From a marketer’s point of view, boredom is also a wonderful thing. It’s the perfect pervasive problem affecting 99.99% of the world’s population for many of their waking hours. Once we have satisfied basic needs, such as food and shelter, we spend most of our time looking for ways to entertain (or distract) ourselves. We obviously have movies, TV, books, music, magazines, theatre, vintage car collecting, trainspotting, adventure travel, art etc. But even food, shelter and careers are, for many of us in developed countries, a source of entertainment.
Our ability to distract ourselves continuously throughout the day has been limited in recent times. In the 60s and 70s, if you had 5 minutes between jobs, you could keep yourself occupied with a cigarette. Then they were renamed “cancer-sticks”, became unfashionable and more or less banned (at least in places they were most needed - on trains, eating out alone, queuing in the bank etc).
So now we have ourselves a serious business opportunity:
- Customer Segment: The vast majority of the world’s population, provided they can pay.

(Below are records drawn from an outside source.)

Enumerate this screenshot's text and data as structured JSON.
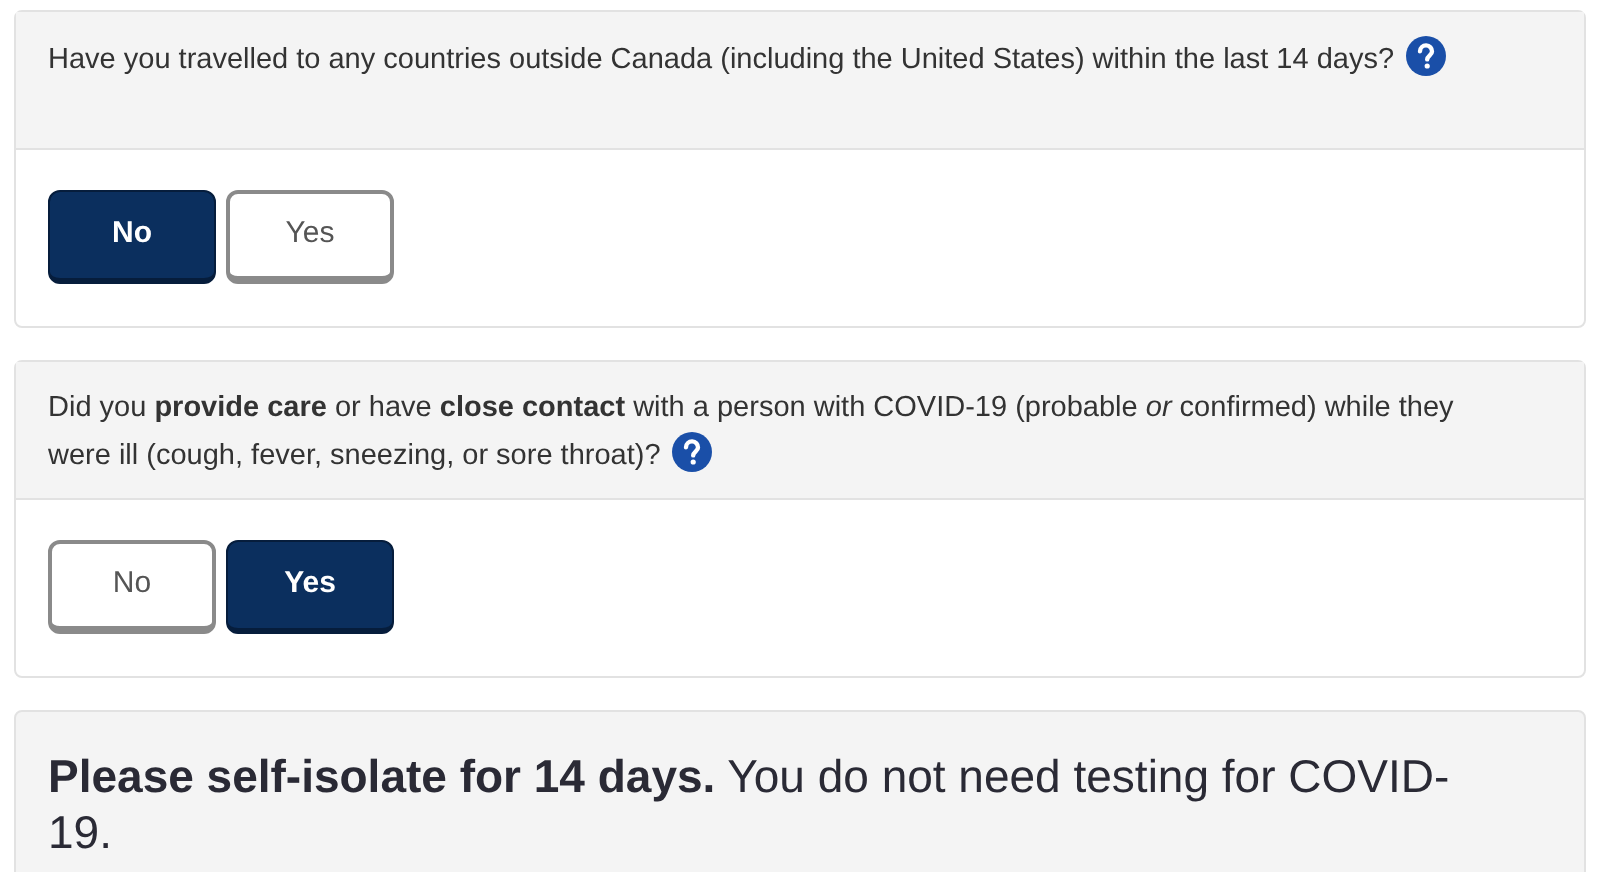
{
  "questions": [
    {
      "text": "Have you travelled to any countries outside Canada (including the United States) within the last 14 days?",
      "options": [
        {
          "label": "No",
          "selected": true
        },
        {
          "label": "Yes",
          "selected": false
        }
      ]
    },
    {
      "text": "Did you **provide care** or have **close contact** with a person with COVID-19 (probable *or* confirmed) while they were ill (cough, fever, sneezing, or sore throat)?",
      "options": [
        {
          "label": "No",
          "selected": false
        },
        {
          "label": "Yes",
          "selected": true
        }
      ]
    }
  ],
  "result": {
    "text": "**Please self-isolate for 14 days.** You do not need testing for COVID-19."
  }
}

- Problem: The entertainment we need to distract us from having to face the reality of our existence is not available every moment of the day.
- Unique Value Proposition: The promise to provide continuous entertainment of whatever flavour you want (social media, music, surfing the web, watching funny cat videos) whenever, wherever and for however long you want with the absolute ease.

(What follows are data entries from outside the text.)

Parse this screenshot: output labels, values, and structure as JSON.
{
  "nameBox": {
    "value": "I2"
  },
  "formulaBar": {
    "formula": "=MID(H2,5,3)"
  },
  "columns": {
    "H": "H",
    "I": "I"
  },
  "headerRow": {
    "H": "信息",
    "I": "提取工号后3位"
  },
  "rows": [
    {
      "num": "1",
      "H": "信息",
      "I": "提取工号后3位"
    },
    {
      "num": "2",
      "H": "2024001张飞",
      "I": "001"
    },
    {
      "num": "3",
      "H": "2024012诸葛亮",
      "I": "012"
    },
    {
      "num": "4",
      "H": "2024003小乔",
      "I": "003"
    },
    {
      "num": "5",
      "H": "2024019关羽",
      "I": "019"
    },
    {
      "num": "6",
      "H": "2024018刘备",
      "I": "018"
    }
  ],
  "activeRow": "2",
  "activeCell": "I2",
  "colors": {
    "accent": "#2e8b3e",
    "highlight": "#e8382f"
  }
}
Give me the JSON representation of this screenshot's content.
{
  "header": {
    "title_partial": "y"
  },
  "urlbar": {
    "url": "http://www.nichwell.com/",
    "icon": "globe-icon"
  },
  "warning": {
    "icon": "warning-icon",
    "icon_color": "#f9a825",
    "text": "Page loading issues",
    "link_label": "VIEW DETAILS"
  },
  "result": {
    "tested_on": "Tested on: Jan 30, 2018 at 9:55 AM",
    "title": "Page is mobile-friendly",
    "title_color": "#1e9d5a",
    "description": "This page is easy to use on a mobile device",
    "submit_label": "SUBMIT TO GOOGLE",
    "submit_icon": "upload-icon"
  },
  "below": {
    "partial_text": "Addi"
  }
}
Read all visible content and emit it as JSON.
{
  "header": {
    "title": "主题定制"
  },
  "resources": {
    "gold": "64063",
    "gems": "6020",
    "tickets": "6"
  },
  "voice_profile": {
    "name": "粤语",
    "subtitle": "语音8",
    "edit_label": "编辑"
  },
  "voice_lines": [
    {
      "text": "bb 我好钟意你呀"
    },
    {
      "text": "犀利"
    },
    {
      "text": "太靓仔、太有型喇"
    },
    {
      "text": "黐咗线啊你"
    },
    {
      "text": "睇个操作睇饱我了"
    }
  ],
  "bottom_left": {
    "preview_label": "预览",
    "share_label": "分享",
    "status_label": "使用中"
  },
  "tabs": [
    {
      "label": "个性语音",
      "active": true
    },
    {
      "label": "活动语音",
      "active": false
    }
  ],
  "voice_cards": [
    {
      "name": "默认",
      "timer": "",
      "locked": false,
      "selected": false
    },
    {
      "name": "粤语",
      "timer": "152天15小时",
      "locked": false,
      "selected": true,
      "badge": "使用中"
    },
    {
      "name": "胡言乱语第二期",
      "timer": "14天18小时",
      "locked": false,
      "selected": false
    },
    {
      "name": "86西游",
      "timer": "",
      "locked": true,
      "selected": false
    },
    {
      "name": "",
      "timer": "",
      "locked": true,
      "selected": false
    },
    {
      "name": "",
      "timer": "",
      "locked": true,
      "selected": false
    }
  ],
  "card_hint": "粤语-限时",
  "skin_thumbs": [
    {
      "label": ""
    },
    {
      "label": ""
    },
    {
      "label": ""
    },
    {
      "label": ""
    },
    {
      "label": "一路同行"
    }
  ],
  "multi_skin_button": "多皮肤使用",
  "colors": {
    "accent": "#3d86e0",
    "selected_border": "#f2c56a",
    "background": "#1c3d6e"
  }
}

All the fancy innovations (multi-touch user interface, iTunes integration, working antenna, app store) are enablers for this core promise.
Image credit: Steve Davidson
There you have it. The world’s most effective way of filling in those moments where there’s a slight risk we may become aware of how insignificant we really are.
iPhone: The ultimate remedy for existential angst.
And that, in my opinion, is the secret to its success.